人事部があるのは別のターミナルで、会えることはほとんどなかった。しかしわたしは職場のサブマネージャーや先輩に「人事の〇〇さん」の話をしていたので、とても仲のよかった先輩が、新人のころの推しが載っている社報をどこからか持ってきて、わたしのロッカーにこっそり忍ばせるという、粋なことをしてくれたりした。ある日突然職場に現れたこともあったが、瞬時に硬直したわたしを察してその場に少しでも長く留めてくれたということもあった。

懇親会と称してホテルに会社のほぼ全員が集められるパーティーでは、もちろん真っ先に推しを探した。先輩や同僚たちはいかに効率よく料理を集めるか作戦を練っていたが、わたしはとにかく推しを探すことにすべてを懸けていたため、乾杯のときにノンアルコールのビールと間違えて普通のビールを飲んでしまった。それが初めてのビールだった。そしてなんと不思議なことに、そのあとのビンゴでたったひとりビール券1万円分が当たり、壇上に上がって挨拶までさせられた。ビール券は後日換金した。

どこの誰かも分からない人たちであふれ返った会場内ではなかなか推しを見つけられなかったのだけど、最後に人事の方々が帰っていく社員たちにお土産を手渡ししていて、その中に推しがいた。推しは背が高かったのですぐに気づけたのだ。わたしは興奮ですっかりパニックになっていたが、特に仲のよかった先輩たちに「やばい、どうしよう、絶対にあの人から欲しい、順番をどうにかしてなんとかちょうどあの人から手渡してもらえないだろうか」みたいなことをまくし立てるだけまくし立て、結局手前にいた女性の人事をさっとスルーしてまっすぐに推しのもとへ行き、「お疲れさまです」と目を見て言ってお土産を受け取った。先輩は後ろで爆笑していた。

お土産はどこのお店でも見たことのない形状の、謎に高級感のあるポッキーの箱だったのだが、もったいなくて数ヶ月は食べられなかった。
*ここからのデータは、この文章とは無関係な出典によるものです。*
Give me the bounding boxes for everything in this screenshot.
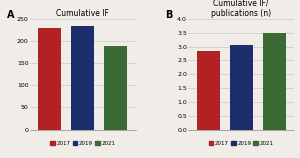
- Bar: [263, 33, 286, 130]
- Bar: [38, 28, 61, 130]
- Legend: 2017, 2019, 2021: 2017, 2019, 2021: [50, 141, 115, 146]
- Title: Cumulative IF/
publications (n): Cumulative IF/ publications (n): [211, 0, 271, 18]
- Bar: [230, 45, 253, 130]
- Bar: [71, 26, 94, 130]
- Text: B: B: [165, 10, 172, 20]
- Legend: 2017, 2019, 2021: 2017, 2019, 2021: [209, 141, 274, 146]
- Title: Cumulative IF: Cumulative IF: [56, 9, 109, 18]
- Text: A: A: [7, 10, 14, 20]
- Bar: [197, 51, 220, 130]
- Bar: [104, 46, 127, 130]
それ以来仕事で会うことはなかった。退職後だったか、出先から電車に乗ろうとしたとき、ホームに滑り込んできたその電車の中に推しがいたのを見た瞬間は、世界が止まったように思えた。目が合ったわけでも話したわけでもない。だけどそれでよかった。

それも、せつないほどに愛おしい偶然だった。

今いちど問う。皆さんには、推しがいるだろうか。

そのお店に行くのがもっと楽しみになるような。
仕事中、もし話せたらとドキドキするような。

それは恋のような苦しみを孕まず、ただわたしたちに笑顔と喜びと、儚いときめきをくれる。

もちろん異性でなく、同性だって推せる。まずご飯屋さんの推しのことをいちばんに書きたかったのと、それに付随して空港の推しを書き、あまりにも長くなったので泣く泣く今回は諦めたが、アパレルに勤める同性の推しもいる(彼女はわたしが1年越しに名乗った際、自分の名札の裏にわたしの名前を書いていた)。

「あの人に会いたい」と純粋に思えることはなんて幸せなのだろうと、そう考えるのと同時に、わたしも誰かにとってそんなふうにありたいと、あれたらと、心から思う夜。

いち個人の推しの話をここまで読んでくださりありがとう。